He keeps popping up.
I should have been prepared for this. Steeled. Resolved. Ready.
These coffee dates inevitably ask the same question. “So, did you meet anyone in Colorado?” How do I tell the truth without rehashing the painful year of memories? Again, another consequence of my friendationship. I don’t have a clear cut answer. I can’t say, yes, I dated a boy I wanted to marry. But I also can’t say no, I didn’t meet anyone in Colorado.
Because I met someone. Even though he ended up not being my forever someone, he was someone. And I’m not entirely sure how to tell the story of us. Or the me and him because could I even call us an us? The failings of messy lines and blurred boundaries.
So I pick certain pieces to tell different people occasionally allowing some of the pain to leak out. I don’t miss him. I don’t want him. I miss it. I miss having a him in my life. I miss 3am conversations and surprise Starbucks treats. But again, I don’t miss him. I guess I miss the idea of him. Who I hoped he would be in my life.
The loneliness of being alone is sometimes overwhelming. It’s not necessarily a need for completion or this insane striving for someone to make it better. It’s a loneliness of a solo journey. It’s the loneliness of not sharing the load, of not having someone to rejoice or weep over my circumstances. Papa is enough. He always is enough. Of that I’m certain.

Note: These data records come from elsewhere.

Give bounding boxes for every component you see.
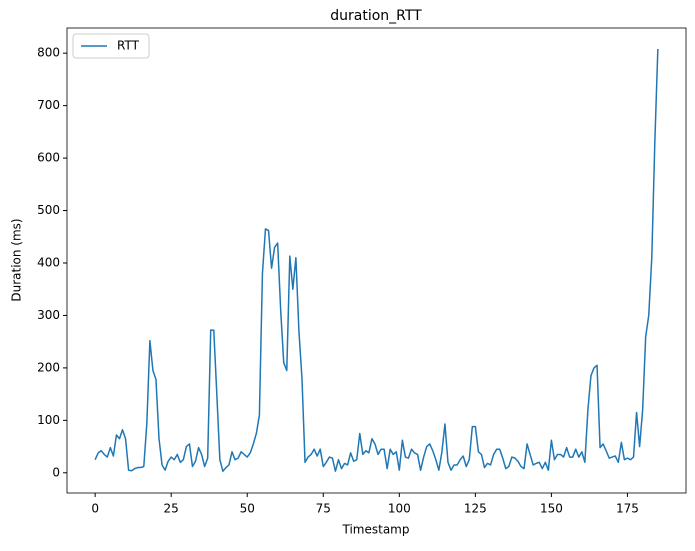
y-tick-label: 300 [37,308,60,322]
y-tick-label: 200 [37,360,60,374]
y-tick-label: 500 [37,203,60,217]
x-tick-label: 25 [164,502,179,516]
x-tick-label: 75 [316,502,331,516]
x-tick-label: 125 [464,502,487,516]
y-tick-label: 400 [37,255,60,269]
legend-label: RTT [117,39,140,53]
x-tick-label: 100 [388,502,411,516]
x-tick-label: 150 [540,502,563,516]
x-tick-label: 0 [91,502,99,516]
data-line [94,48,659,472]
y-tick-label: 0 [52,465,60,479]
legend-box [72,33,150,59]
y-axis-label: Duration (ms) [10,218,24,301]
x-tick-label: 175 [616,502,639,516]
x-axis-label: Timestamp [342,523,410,537]
chart-title: duration_RTT [330,8,422,24]
y-tick-label: 600 [37,151,60,165]
y-tick-label: 100 [37,413,60,427]
plot-frame [66,27,687,494]
x-tick-label: 50 [240,502,255,516]
y-tick-label: 800 [37,46,60,60]
y-tick-label: 700 [37,98,60,112]
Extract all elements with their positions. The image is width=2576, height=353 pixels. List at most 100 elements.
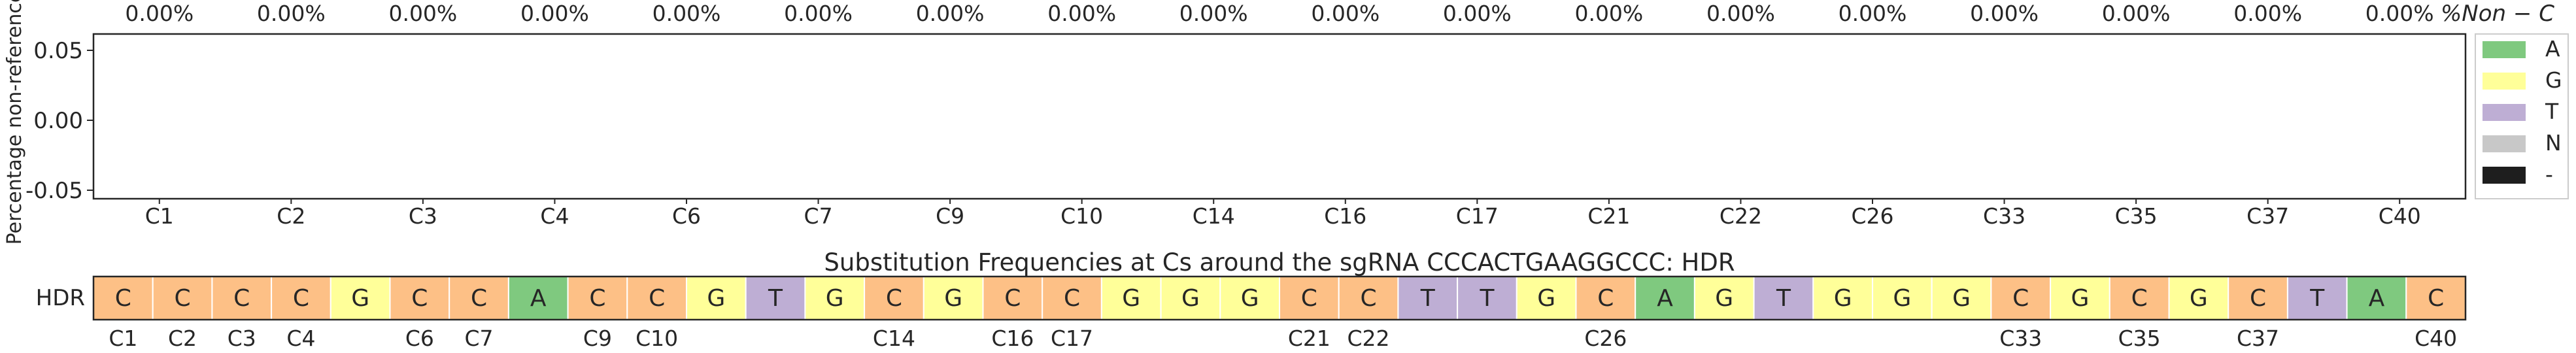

But sometimes, in the middle of the night, or the quiet of the day, I bump into my familiar companion of singularity. The me and not we. And I know on a scale of terrible things, this is so very small. But it feels so very big at times. It threatens to swallow me whole.
The ache for my best friend. The ache for a future together. The ache for that look and a hand to reach for mine when we walk down the street. The ache for laughter and tears. The ache of an empty bed and empty arms.
It’s an ache I’ve never quite known how to silence. It stopped screaming and started whispering. Quieter and quieter with each passing year, although growing in intensity. Funny how that works huh? The most painful things can often make us the quietest. Almost like if we utter a noise, it will all come tumbling out and we’ll fall apart.
If I let let one tear fall, I’m afraid they’ll never stop.